In an embodiment of the secondary battery of the present disclosure, the number of fourth thinned areas is greater than or equal to four.

In the above technical solution, the number of fourth thinned areas corresponds to the formed first protrusions. When the number of fourth thinned areas is greater than or equal to four, the number of first protrusions is also greater than or equal to four. This arrangement may further serve the effect of better enhancing the strength of the second insulator.

In an embodiment of the secondary battery of the present disclosure, the distance between the outer periphery of the second insulator and the inner wall of the housing along the radius direction of the end wall is c, and the length of the first overlapping part is d, where d>c.

In the above technical solution, the distance between the outer periphery of the second insulator and the inner wall of the housing may cause the second insulator to be eccentric relative to the first insulator. The arrangement of d>c may improve the problem of misalignment between the second overlapping part and the first overlapping part due to the eccentricity of the second insulator relative to the first insulator. Meanwhile, it is possible to enhance the insulation effect of the insulating member between the electrode assembly and the end wall.

In an embodiment of the secondary battery of the present disclosure, the first insulator includes a first part disposed within the pole hole and a second part disposed between the inner flange and the end wall. The projection of the inner flange and the projection of the second part on the end wall at least partially overlap each other along the thickness direction of the end wall.

In the above technical solution, the arrangement of the first part may, on one hand, achieve insulation between the pole and the end wall.

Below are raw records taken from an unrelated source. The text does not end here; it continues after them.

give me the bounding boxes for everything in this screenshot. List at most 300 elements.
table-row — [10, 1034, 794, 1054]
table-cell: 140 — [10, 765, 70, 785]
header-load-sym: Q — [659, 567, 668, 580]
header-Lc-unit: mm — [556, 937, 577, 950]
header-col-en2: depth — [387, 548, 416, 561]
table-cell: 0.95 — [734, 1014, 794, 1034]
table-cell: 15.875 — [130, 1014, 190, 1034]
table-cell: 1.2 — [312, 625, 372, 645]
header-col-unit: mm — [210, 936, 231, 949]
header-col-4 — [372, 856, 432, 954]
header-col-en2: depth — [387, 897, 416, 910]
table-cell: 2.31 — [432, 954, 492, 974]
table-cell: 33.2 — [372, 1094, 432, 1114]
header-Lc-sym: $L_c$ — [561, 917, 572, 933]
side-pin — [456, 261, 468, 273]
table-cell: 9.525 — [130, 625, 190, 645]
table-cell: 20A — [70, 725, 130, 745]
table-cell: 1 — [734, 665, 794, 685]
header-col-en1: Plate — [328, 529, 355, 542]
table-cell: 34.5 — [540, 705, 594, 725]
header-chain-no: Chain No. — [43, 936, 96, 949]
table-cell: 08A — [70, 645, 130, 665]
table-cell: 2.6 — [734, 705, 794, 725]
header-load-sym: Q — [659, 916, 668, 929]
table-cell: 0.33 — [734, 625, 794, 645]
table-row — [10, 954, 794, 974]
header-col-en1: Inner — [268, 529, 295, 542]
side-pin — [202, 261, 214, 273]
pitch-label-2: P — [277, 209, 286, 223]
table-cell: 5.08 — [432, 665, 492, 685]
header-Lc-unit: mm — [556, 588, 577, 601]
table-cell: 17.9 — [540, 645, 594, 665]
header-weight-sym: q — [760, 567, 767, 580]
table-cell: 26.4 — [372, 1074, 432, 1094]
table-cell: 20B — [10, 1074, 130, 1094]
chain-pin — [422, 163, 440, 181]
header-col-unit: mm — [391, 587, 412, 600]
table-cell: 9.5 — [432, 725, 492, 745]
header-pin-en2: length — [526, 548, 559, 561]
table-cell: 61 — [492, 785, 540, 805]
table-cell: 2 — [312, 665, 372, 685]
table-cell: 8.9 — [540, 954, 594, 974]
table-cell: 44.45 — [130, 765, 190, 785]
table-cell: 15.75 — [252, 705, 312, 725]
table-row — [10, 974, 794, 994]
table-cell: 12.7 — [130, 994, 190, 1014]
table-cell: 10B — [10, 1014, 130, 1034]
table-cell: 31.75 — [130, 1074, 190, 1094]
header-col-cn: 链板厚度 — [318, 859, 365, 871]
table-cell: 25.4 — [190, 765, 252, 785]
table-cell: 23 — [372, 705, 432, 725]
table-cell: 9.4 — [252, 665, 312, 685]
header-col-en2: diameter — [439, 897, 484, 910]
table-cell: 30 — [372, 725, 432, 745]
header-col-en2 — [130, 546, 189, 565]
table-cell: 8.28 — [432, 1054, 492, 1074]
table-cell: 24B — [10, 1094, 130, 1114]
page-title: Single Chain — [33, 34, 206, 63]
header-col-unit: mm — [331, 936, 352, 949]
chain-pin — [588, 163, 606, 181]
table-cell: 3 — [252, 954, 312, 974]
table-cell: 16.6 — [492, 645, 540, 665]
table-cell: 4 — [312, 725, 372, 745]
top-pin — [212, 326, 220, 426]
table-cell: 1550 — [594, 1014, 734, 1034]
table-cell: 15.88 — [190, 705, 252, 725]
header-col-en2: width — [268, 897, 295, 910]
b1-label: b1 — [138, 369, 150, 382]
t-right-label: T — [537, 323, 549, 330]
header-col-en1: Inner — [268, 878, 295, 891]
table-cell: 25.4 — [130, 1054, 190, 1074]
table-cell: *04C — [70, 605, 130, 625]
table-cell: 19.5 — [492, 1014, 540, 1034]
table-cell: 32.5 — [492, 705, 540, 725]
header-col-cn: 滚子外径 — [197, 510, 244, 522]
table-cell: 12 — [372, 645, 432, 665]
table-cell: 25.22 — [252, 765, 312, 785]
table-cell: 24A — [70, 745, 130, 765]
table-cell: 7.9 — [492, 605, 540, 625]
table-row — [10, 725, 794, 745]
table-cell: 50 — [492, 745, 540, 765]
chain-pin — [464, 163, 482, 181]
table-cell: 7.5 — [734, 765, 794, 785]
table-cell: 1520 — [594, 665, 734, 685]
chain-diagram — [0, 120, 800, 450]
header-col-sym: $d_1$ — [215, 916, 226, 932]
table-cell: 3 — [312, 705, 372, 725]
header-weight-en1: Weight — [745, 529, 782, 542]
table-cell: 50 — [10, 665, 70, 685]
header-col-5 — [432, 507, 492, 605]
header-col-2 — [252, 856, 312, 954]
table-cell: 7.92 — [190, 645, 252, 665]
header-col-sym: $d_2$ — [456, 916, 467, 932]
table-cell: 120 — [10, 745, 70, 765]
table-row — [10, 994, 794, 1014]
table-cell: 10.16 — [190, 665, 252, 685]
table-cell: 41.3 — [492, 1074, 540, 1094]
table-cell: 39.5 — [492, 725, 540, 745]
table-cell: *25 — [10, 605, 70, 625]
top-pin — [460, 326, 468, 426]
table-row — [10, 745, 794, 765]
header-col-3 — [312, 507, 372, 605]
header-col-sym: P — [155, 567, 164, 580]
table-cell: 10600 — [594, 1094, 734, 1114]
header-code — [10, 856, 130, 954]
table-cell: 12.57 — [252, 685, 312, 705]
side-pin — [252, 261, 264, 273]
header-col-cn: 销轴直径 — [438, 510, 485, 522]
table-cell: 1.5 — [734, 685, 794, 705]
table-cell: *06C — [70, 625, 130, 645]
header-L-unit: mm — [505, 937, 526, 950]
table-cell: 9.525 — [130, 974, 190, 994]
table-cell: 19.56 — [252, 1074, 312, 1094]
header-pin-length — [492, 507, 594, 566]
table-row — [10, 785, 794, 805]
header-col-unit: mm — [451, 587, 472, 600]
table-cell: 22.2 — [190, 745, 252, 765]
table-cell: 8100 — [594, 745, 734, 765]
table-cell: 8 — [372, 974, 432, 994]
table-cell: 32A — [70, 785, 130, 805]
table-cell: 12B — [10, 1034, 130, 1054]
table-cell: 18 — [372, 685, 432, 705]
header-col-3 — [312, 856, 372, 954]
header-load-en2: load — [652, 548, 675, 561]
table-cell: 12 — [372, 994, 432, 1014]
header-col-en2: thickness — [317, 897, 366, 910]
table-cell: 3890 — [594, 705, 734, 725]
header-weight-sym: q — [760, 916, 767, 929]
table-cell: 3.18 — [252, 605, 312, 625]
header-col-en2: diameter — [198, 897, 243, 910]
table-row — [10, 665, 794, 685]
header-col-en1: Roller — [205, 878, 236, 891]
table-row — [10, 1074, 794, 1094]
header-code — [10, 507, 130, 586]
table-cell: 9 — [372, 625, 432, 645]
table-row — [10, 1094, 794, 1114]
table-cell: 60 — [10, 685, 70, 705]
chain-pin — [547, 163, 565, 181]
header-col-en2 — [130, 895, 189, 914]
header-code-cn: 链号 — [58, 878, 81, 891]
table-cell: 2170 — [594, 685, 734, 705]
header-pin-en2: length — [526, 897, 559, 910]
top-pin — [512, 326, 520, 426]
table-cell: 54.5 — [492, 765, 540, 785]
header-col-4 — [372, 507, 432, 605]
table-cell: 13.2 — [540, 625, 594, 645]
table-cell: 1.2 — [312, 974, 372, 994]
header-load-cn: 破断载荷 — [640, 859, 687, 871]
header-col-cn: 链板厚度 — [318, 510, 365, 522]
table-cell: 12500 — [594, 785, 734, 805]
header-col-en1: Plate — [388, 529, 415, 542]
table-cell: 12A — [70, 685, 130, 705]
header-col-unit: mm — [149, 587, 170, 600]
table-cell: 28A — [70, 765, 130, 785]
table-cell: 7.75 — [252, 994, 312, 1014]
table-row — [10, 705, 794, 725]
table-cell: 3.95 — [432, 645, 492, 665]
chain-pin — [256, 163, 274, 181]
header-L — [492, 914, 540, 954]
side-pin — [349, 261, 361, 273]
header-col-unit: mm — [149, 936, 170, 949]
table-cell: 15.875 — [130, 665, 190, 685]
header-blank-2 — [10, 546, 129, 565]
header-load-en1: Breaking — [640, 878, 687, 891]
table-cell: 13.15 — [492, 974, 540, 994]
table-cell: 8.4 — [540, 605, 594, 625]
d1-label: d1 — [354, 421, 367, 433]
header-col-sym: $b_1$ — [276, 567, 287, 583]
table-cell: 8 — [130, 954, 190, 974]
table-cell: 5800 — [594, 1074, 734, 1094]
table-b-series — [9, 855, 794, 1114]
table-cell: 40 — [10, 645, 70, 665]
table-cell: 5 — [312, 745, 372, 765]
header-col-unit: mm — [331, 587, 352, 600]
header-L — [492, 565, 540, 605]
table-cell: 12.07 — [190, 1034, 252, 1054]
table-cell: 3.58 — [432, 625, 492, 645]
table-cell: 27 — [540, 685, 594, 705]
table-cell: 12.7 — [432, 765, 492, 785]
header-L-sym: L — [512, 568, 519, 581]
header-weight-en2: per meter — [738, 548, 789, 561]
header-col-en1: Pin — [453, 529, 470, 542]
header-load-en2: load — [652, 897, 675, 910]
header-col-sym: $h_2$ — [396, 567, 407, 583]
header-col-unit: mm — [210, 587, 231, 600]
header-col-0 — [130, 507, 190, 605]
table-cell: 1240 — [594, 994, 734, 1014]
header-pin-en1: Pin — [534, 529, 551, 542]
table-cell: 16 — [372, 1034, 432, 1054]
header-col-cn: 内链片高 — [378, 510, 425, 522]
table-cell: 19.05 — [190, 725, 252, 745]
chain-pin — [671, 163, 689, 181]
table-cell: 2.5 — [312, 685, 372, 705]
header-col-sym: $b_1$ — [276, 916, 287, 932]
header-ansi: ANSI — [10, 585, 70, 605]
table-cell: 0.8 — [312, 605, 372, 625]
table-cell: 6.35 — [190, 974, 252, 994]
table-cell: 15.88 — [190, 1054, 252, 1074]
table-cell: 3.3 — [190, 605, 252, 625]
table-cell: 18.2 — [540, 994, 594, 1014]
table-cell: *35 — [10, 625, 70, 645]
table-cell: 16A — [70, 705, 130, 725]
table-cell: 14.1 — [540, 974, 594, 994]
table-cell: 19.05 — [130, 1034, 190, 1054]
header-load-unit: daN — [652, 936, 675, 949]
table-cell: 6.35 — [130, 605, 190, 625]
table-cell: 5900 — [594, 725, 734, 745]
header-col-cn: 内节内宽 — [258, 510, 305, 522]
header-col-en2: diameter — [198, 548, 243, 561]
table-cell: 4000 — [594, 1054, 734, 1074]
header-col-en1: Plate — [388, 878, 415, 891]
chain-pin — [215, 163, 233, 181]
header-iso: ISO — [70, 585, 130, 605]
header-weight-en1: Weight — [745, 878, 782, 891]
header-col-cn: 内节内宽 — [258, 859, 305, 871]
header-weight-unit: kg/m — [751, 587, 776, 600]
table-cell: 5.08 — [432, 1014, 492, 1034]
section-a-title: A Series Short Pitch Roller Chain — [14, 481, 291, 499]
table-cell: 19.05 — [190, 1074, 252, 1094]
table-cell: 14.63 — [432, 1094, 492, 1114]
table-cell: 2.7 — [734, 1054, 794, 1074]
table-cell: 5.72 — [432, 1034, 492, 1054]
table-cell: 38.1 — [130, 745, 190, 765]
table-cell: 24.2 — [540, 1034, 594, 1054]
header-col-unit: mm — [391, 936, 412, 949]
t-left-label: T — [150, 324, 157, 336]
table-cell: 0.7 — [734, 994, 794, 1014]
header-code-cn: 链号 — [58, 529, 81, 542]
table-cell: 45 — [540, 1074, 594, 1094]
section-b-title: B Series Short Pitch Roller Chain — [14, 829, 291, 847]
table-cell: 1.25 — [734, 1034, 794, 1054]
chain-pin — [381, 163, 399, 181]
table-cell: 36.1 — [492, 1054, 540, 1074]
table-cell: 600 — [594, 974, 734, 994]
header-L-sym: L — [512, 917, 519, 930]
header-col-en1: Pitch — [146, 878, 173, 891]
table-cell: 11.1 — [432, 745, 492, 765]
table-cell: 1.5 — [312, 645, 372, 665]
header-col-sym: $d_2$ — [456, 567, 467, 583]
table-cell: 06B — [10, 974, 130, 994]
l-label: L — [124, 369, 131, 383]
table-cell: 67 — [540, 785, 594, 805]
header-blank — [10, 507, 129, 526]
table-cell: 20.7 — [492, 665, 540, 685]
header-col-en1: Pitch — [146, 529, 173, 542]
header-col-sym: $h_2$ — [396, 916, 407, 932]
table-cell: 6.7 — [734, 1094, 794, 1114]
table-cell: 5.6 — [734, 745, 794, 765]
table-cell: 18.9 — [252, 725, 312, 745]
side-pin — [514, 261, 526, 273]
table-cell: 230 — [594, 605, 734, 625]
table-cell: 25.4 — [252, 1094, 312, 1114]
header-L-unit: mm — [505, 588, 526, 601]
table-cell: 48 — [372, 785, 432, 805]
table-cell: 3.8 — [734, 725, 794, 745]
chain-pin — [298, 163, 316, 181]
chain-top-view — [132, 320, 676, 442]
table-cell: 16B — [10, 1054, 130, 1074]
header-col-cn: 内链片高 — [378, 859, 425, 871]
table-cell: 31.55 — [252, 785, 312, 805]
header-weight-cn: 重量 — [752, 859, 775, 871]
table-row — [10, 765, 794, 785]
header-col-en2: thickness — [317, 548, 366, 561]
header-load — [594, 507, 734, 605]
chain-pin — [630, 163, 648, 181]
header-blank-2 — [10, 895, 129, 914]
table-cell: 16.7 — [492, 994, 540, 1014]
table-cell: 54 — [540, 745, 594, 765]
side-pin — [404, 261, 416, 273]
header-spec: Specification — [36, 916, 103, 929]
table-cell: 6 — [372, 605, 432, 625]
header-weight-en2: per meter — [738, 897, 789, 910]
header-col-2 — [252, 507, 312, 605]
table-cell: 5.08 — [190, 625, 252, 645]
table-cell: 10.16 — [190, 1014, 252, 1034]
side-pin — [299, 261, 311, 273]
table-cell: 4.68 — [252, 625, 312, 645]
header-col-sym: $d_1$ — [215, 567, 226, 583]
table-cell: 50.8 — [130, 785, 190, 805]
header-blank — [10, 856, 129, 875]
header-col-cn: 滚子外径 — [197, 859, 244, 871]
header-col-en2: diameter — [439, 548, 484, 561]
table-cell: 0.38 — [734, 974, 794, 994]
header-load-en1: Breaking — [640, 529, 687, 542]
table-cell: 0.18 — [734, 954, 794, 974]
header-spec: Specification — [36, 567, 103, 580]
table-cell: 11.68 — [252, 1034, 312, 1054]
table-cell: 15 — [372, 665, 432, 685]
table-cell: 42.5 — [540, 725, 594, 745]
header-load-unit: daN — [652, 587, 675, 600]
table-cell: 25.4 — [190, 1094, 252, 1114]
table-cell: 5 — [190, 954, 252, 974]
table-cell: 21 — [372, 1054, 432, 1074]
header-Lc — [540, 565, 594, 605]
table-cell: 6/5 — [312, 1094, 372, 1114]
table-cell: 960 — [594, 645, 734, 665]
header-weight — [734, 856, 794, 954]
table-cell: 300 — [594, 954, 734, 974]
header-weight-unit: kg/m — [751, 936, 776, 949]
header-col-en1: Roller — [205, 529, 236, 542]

On the other hand, when the inner flange is pressed on the second part, the inner flange may be riveted more tightly, which is conducive to improving the riveting strength. Additionally, the arrangement of the first part may reduce the problem of outward expansion of the first insulator when the first insulator is riveted by the pole, thereby reducing the probability of a gap occurring between the pole and the end wall.

In an embodiment of the secondary battery of the present disclosure, the heat resistance of the first insulator is 240° C. to 350° C., and the heat resistance of the second insulator is 100° C. to 200° C.

In the above technical solution, setting the heat resistance of the first insulator near the pole to 240° C. to 350° C., and the heat resistance of the second insulator away from the pole to 100° C. to 200° C., the heat resistance of the first insulator is higher than that of the second insulator. Given that the heat generated near the pole is relatively high, this arrangement may improve the heat resistance performance of the insulating member, thereby enhancing the service life thereof. Additionally, materials with high heat resistance are less likely to shrink at high temperatures, reducing the rebound of the first insulator and ensuring the airtightness between the pole and the end wall. Moreover, the insulating member does not melt at high temperatures, reducing the risk of thermal runaway. Generally, materials with lower heat resistance are less costly than those with higher heat resistance. Choosing a more economical material for the second insulator may achieve the effect of reducing costs.

In an embodiment of the secondary battery of the present disclosure, the material of the first insulator is any one of soluble polytetrafluoroethylene, polybutylene terephthalate, and liquid crystal polymer, and the material of the second insulator is any one of polypropylene, polyphenylene sulfide, and polycarbonate.

In the above technical solution, the materials selected for the first insulator possess higher heat resistance performance, while the materials chosen for the second insulator have more economical costs. By selecting different materials according to the varying heat resistance requirements for different positions of the insulating member, the flexibility of the design may be improved. Simultaneously, this may enhance the performance of the insulating member and reduce the production costs thereof.

In an embodiment of the secondary battery of the present disclosure, the secondary battery is a cylindrical battery.